Monday, December 17, 2007

Oracle of Omaha

The worlds of SacTownGuy sometimes collide. After cranking out 60 minutes on the recumbent bike, reading some murder mystery, I moved to the back row for 20 minutes of Barron's. SacTownGuy doesn't own a lot of stocks but finds the topic interesting. I turned my IPod on and as I listened to the RBL Posse telling me how you don't want to smoke that Bammer Weed followed by Ice Cube telling me about "Ghetto Bird's" (police helicopters) I read an article in Barron's about the Oracle of Omaha, Warren Buffett, and their headline store that Berkshire Hathaway is over-valued. WHAT? The stock market LEGEND, GURU, KNOW-IT-ALL... over-valued?

I thought back to a client meeting recently where they told me they got a letter from their stock broker that their account was not diversified as they had to large a percentage of one stock... BrKa (Berkshire Hathaway A shares - the good ones). As she commented to me, "that's crazy since it's so diversified it's like a giant mutual fund...." Right she is, Berkshire owns lots of insurance companies, or pieces of them, like Geico and American Re. However, it also owns companies, or pieces of them, like See's Candy and some Israeli metal fabricator. Mr. B is as well diversified as Mr. D was on Different Strokes!

I thus continued reading but not really buying the story. At one point the author suggested Brka was 10% over-valued according to one expert and another expert had it listed as "neutral." Ten percent? Neutral? BIG DEAL! Tell me it's 40% over-valued and experts are lining up to sell all they can and maybe I would be buy into the story.

I don't remember the exact numbers but the price has increased from about $80,000 to it's current position of about $140,000. Yes, that's for ONE share. Big price jump in just a year or two. I like selling when stocks are at toward their 52 week high and I like buying when they are near their 52 week low.

The story goes on to remind us that Mr. B is in his 70's. I don't remember exactly but old enough he could kick it at any moment... or leave 25 years. You just never know. I had heard he had his replacements already lined up so as to avoid a huge drop in value if he should die unexpectedly. He plans to put in place a CEO and a president of investments. One of these replacements is 70 years old himself. Though age brings wisdom maybe he should look for someone a tad younger... 60? Go crazy, and find a 50 year old!?

Bottom line, I say sell a little. Maybe keep some Brka if you have it but sell some too. Particularly if you own this in your tax deferred vehicle and would avoid cap gains tax.
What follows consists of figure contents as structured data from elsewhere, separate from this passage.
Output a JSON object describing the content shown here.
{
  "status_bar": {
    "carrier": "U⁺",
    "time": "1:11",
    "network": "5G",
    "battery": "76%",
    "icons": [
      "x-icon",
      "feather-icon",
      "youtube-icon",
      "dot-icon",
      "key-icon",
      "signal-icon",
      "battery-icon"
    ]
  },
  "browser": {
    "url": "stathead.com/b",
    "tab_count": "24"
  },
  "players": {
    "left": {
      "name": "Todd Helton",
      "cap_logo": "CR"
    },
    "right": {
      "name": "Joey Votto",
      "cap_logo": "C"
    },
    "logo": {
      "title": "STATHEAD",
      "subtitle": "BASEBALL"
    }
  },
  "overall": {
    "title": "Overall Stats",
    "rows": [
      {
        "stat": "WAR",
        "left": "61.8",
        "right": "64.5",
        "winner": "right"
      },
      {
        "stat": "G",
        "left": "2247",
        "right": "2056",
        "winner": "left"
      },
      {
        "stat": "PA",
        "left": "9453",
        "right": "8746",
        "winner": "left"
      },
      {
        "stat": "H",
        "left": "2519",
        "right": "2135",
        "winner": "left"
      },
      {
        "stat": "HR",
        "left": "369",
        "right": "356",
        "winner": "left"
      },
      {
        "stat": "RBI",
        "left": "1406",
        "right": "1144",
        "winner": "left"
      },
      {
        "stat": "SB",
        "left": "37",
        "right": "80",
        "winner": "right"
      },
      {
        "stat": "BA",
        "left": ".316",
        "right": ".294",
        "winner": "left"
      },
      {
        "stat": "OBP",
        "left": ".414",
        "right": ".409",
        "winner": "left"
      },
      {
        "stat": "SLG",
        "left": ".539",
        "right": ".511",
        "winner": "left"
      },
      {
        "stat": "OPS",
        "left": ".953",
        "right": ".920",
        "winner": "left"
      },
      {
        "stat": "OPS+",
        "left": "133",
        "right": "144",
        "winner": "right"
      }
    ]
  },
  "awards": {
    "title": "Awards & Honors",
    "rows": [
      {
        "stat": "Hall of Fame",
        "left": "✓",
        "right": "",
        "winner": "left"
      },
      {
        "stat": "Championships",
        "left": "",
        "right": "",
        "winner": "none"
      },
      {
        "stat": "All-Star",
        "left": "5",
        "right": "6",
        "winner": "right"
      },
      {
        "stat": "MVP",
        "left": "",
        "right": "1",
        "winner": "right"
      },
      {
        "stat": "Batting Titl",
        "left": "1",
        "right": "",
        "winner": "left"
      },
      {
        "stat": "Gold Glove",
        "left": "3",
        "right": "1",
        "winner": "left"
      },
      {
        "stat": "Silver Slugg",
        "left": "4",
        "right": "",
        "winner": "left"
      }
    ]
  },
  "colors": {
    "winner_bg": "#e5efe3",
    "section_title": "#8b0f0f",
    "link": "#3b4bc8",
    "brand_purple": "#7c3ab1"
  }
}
SELL, SELL, SELL... and don't smoke that Bammer Weed (whatever the hell that is).

Peace out

P.S. I have absolutely no licenses or certifications to show that I know crap about stocks. Thus take my opinion for what it is... a flippin' opinion. Buy? Sell? Trade? Whatever you want is fine... I am just blabbing.

1 comment:

bridgetownUSA said...

I like the Drummond reference even though it was WAY before my time. I've read things like this over the years about Berkshire being over-valued. One can look at a 25-year chart and get dizzy from the vertical climb. If one were to look at what Berkshire Hathaway is comprised of they would realize that it is made up of companies that are not going away. It's a nice group:
http://www.coattailinvestor.com/members/holdings/holdings.aspx?c=BH

This "over-valued" talk might create a buy point for the B shares. Berkshire has a better earnings growth rate than 91% of the listed companies and has a relative strength of A+. It's had a nice run this 2nd half of the year. "over-valued": no. Expensive? IMO yes but then I'm a cheapskate.